ドイツはカードゲーム大国だ。そんなドイツから一風風変わりなカードゲームが発売された。
その名もSTASI RAUS, ES IST AUS!
ここでいうSTASIとは東ドイツの秘密警察・諜報機関を総括する省庁、国家保安省(Ministerium für Staatssicherheit、略号: MfS)の通称であるシュタージ(Staatssicherheit)を指す。
全盛期には対人口比でロシアのKGBやナチス政権下のゲシュタポを凌ぐ規模で活動していたそうで、何とも物騒なカードゲームだ。
ロシアにもKGBをテーマにしたカードゲームなどがあるのだろうか?
ドイツに長く住んでいるものの、この手のカードゲームやボードゲームの類にはまだ一切手をだしてもいないし、触手を伸ばす気配も全くみえない。
ただ、この「シュタージ」のカードゲームだけは何だかとても気になる。東ドイツ出身者にとってはひどいパロディー版にはならないのだろうか?親友だと信じて疑わなかった知人が、信頼していたお隣さんが実はシュタージだった、などトラウマにしかならない経験をした人々が実際に数多く存在するだろうから。
それらの事実も引っくるめてカードゲームに落とし込んでいるのだろうか?その内容が気になって仕方がないのである。
カードゲームをしながら歴史を学ぶ、というコンセプトの元にきちんと作られた印象を受ける。1989年11月に市民運動による圧力のもと、DDR政権は事実上崩壊した。壁崩壊より前に当たる11月6日に国家保管省のエーリッヒ・ミールケによって既に書類の破棄が命じられていたのである。
シュタージのために働く、というのがゲームのルールとなっている。シュタージの視点に立てるわけだ。市民がシュタージ本部に乗り込んでくる前にいかに多くの書類を破棄できるか、というのがゲームの内容だ。
2人から5人のプレイヤーで行うことができ、特に遊び方の説明を事前に読む必要もない。カードの指示に従ってゲームを進行することができる仕組みになっている。

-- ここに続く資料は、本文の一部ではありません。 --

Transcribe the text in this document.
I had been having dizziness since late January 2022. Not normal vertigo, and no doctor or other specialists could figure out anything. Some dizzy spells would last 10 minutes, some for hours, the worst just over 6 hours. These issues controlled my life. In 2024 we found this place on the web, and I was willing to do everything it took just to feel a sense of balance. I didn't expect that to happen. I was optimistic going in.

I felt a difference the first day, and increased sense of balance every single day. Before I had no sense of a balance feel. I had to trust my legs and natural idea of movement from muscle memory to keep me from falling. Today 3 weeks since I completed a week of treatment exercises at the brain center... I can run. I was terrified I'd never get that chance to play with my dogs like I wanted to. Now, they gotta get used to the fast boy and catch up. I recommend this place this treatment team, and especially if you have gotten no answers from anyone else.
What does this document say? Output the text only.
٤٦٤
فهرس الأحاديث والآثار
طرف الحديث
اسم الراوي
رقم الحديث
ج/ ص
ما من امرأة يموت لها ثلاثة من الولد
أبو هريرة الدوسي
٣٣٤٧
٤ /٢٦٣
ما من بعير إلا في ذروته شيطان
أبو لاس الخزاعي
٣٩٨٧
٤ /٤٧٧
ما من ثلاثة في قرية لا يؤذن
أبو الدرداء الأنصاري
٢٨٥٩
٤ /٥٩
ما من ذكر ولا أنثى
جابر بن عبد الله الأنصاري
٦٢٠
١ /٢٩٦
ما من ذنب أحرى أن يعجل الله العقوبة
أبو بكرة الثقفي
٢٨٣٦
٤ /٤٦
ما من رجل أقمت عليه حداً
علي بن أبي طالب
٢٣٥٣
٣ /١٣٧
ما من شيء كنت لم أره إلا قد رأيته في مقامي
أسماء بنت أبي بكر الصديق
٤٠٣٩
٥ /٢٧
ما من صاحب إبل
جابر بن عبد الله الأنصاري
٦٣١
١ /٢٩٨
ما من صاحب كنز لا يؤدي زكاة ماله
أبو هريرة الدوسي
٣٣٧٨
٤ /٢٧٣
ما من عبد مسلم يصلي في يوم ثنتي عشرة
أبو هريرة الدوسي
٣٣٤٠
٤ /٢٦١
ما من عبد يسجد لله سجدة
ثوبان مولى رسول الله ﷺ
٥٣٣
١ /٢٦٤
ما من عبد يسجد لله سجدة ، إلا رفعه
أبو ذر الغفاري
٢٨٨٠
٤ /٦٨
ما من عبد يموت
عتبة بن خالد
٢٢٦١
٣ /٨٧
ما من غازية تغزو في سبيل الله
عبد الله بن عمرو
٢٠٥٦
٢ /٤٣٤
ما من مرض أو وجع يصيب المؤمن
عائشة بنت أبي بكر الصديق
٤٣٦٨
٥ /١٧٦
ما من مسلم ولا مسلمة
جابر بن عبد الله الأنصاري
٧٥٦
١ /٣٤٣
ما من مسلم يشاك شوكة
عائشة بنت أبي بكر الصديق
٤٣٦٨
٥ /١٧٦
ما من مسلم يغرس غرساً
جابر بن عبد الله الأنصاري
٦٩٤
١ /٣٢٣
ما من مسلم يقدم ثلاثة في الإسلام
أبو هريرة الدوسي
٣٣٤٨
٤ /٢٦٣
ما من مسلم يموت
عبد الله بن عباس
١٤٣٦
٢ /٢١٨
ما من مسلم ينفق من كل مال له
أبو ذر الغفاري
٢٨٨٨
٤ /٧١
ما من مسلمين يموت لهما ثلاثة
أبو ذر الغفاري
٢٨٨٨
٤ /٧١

このカードゲーム、2020年1月15日に発売になったばかり。一足先に遊んでみてはいかでしょうか?発売日から遡ること、30年。1990年1月15日に市民が国家保安省に押し入るまで100人にも上るシュタージ職員の手によって多くの秘密書類が闇に葬られている。市民らの介入によって、さらなる書類の破棄は食い止められたわけだ。
Playing Historyのミヒャエル・ガイトナー(Michael Geithner)とマーティン・ティーレ=シュベッツ(Martin Thiele-Schwez)によって、このカードゲームは作成されている。
本来は学校の授業で使われることを念頭に置いて作られたそうだが、もちろん家庭用として遊ぶこともできるので是非。
カードには英語でも指示表示がされているので、歴史好きの人にはいいお土産やプレゼントになるかもしれない。
参考サイト:Playing History: Stasi rasu, es ist aus!